3.10. Effect of PDE5 knockdown on doxorubicin-induced cell death and DSB signaling and repair
Although sildenafil, vardenafil and tadalafil are all potent and selective PDE5 inhibitors approved by FDA, they have also been reported to have inhibitory effects on other PDE isoenzymes, such as PDE1, 6 or 11. Thus, to determine the role of PDE5 but not the other subtypes in the sensitization mechanism is critical. To this end, we knocked down PDE5 using small interfering RNA (siRNA) to further check doxorubicin-mediated effect. The data showed that PDE5 knockdown did not change the cell cycle distribution of the control group in PC-3 cells but decreased both S and G2/M cell population, while significantly increased the sub-G1 population induced by doxorubicin (Fig. 16A and B). However, PDE5 knockdown unexpectedly reduced the doxorubicin-induced caspase-3 cleavage but had no effect on PARP-1 cleavage (Fig.
16C). The PDE5 knockdown also showed different regulation from that of PDE5 inhibitors on several proteins markers of DNA repair (Fig. 17). Altogether, the data indicate that the mechanism of the sensitization effect caused by PDE5 knockdown was not similar to that of PDE5 inhibitors.

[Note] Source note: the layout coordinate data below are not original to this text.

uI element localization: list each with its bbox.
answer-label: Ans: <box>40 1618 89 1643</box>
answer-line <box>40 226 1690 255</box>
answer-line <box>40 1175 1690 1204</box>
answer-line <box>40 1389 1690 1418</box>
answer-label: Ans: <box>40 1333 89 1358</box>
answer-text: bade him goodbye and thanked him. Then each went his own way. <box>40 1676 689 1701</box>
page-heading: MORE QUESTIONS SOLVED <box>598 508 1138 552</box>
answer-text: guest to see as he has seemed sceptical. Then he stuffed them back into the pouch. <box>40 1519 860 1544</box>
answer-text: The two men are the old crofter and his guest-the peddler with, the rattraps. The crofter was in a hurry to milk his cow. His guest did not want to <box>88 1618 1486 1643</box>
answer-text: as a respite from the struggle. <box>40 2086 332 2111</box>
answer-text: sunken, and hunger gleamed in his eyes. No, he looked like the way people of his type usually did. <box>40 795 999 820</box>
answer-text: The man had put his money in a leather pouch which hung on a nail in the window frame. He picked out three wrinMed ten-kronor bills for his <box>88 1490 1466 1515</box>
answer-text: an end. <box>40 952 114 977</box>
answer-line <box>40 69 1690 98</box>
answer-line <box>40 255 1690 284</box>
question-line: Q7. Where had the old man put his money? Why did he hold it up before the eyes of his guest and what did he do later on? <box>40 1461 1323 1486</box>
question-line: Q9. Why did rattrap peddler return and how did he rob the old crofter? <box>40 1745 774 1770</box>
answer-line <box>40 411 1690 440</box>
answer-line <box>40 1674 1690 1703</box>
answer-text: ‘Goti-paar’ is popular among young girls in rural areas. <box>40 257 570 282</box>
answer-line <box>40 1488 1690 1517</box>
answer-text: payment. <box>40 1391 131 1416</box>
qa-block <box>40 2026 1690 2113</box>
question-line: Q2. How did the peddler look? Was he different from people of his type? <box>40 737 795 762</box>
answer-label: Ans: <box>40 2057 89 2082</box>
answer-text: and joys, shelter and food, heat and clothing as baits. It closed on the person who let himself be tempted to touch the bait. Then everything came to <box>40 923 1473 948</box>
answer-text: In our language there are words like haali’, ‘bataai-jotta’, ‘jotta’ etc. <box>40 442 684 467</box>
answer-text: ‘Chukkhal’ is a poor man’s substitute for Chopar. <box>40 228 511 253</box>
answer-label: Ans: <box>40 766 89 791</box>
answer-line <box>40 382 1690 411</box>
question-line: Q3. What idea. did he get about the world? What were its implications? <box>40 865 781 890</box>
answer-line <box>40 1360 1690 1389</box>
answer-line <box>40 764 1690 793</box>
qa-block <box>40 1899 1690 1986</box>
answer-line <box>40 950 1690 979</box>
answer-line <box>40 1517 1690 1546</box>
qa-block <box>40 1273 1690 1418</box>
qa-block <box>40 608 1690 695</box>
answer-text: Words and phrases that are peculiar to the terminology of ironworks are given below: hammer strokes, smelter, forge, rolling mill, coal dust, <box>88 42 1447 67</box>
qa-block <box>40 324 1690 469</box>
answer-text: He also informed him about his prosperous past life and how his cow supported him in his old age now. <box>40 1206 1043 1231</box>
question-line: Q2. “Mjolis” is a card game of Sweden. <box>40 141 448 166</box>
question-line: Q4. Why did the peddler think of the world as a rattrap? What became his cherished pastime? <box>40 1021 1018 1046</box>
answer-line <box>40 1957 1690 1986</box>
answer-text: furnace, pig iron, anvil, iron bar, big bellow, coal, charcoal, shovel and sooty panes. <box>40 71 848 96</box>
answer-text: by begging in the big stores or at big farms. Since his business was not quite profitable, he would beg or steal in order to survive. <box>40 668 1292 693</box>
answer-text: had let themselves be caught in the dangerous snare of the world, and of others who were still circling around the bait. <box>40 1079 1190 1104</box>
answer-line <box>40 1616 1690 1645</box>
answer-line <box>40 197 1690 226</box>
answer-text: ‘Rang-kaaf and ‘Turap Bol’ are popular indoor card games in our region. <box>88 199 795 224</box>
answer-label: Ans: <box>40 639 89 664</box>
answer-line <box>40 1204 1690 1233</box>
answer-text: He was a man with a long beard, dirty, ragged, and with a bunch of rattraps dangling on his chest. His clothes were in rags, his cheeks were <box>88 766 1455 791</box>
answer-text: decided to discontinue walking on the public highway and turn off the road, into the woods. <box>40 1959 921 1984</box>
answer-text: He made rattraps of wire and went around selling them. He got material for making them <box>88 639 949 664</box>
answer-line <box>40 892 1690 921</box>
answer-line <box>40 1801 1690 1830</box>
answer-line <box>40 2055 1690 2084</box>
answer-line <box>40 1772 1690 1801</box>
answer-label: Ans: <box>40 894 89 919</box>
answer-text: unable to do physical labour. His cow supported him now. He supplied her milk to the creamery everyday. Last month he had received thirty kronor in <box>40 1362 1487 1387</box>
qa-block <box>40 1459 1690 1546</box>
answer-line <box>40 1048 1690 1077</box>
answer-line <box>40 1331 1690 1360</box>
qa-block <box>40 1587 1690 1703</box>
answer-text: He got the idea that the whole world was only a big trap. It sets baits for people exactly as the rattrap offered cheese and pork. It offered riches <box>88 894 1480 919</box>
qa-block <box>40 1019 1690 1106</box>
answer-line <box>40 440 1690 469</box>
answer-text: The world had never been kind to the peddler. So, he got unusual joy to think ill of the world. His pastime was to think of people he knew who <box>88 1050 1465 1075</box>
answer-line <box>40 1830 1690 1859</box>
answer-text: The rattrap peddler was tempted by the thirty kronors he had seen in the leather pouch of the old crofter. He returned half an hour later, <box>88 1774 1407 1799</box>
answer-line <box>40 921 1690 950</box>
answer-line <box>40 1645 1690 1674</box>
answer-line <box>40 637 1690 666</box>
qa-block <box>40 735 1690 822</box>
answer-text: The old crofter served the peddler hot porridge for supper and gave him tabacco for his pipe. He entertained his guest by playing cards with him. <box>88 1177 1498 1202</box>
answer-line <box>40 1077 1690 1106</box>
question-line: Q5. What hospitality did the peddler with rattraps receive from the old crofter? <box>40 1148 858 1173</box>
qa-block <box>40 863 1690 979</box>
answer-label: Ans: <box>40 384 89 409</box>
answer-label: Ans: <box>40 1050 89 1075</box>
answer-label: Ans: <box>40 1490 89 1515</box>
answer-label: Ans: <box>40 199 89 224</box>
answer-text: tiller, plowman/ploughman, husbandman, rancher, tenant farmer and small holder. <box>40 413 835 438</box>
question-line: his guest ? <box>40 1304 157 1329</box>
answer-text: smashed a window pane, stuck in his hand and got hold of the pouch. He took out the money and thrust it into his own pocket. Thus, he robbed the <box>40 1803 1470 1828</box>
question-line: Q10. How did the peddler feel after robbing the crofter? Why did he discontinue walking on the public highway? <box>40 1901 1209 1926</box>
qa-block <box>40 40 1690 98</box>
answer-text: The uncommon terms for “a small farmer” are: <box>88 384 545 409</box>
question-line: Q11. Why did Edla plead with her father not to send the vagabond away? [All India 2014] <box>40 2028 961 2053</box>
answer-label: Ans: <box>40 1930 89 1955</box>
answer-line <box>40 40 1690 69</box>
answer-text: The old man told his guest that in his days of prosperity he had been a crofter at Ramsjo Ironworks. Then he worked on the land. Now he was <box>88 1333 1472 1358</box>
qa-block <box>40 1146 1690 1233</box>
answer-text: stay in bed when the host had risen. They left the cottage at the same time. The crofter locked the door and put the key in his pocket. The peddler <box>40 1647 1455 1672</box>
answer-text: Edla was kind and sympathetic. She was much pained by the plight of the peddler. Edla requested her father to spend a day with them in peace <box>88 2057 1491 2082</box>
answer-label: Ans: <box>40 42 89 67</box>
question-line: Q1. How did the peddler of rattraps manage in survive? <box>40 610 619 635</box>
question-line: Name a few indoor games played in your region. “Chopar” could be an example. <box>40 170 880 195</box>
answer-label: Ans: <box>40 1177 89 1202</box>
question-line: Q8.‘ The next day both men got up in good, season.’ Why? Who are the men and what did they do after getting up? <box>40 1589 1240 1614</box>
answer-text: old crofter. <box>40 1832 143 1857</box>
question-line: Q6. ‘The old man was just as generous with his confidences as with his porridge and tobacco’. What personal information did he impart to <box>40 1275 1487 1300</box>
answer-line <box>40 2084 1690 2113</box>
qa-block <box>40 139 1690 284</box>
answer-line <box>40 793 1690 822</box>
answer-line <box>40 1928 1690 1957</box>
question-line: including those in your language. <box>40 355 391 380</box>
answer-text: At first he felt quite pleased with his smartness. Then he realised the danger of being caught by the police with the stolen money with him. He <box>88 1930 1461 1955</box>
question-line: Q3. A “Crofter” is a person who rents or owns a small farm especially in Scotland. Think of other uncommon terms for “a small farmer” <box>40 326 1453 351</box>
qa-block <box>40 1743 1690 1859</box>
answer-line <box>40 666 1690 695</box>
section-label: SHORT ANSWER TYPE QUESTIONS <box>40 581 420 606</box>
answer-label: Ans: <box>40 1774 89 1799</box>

3.11. Effect of sildenafil on the sensitization of apoptosis induced by other topoisomerase inhibitors
In addition to doxorubicin, several other topoisomerase inhibitors were also examined for the effect of sildenafil-mediated chemosensitization on cell apoptosis. Cell apoptosis was determined by PI staining and flow cytometric analysis for the detection of sub-G1 population. The data in Figure 18 showed that sildenafil could significantly potentiate cell apoptosis induced by two other topoisomerase Ⅱ inhibitors, etoposide and mitoxantrone, but not by topoisomerase I inhibitor, camptothecin (Fig. 18).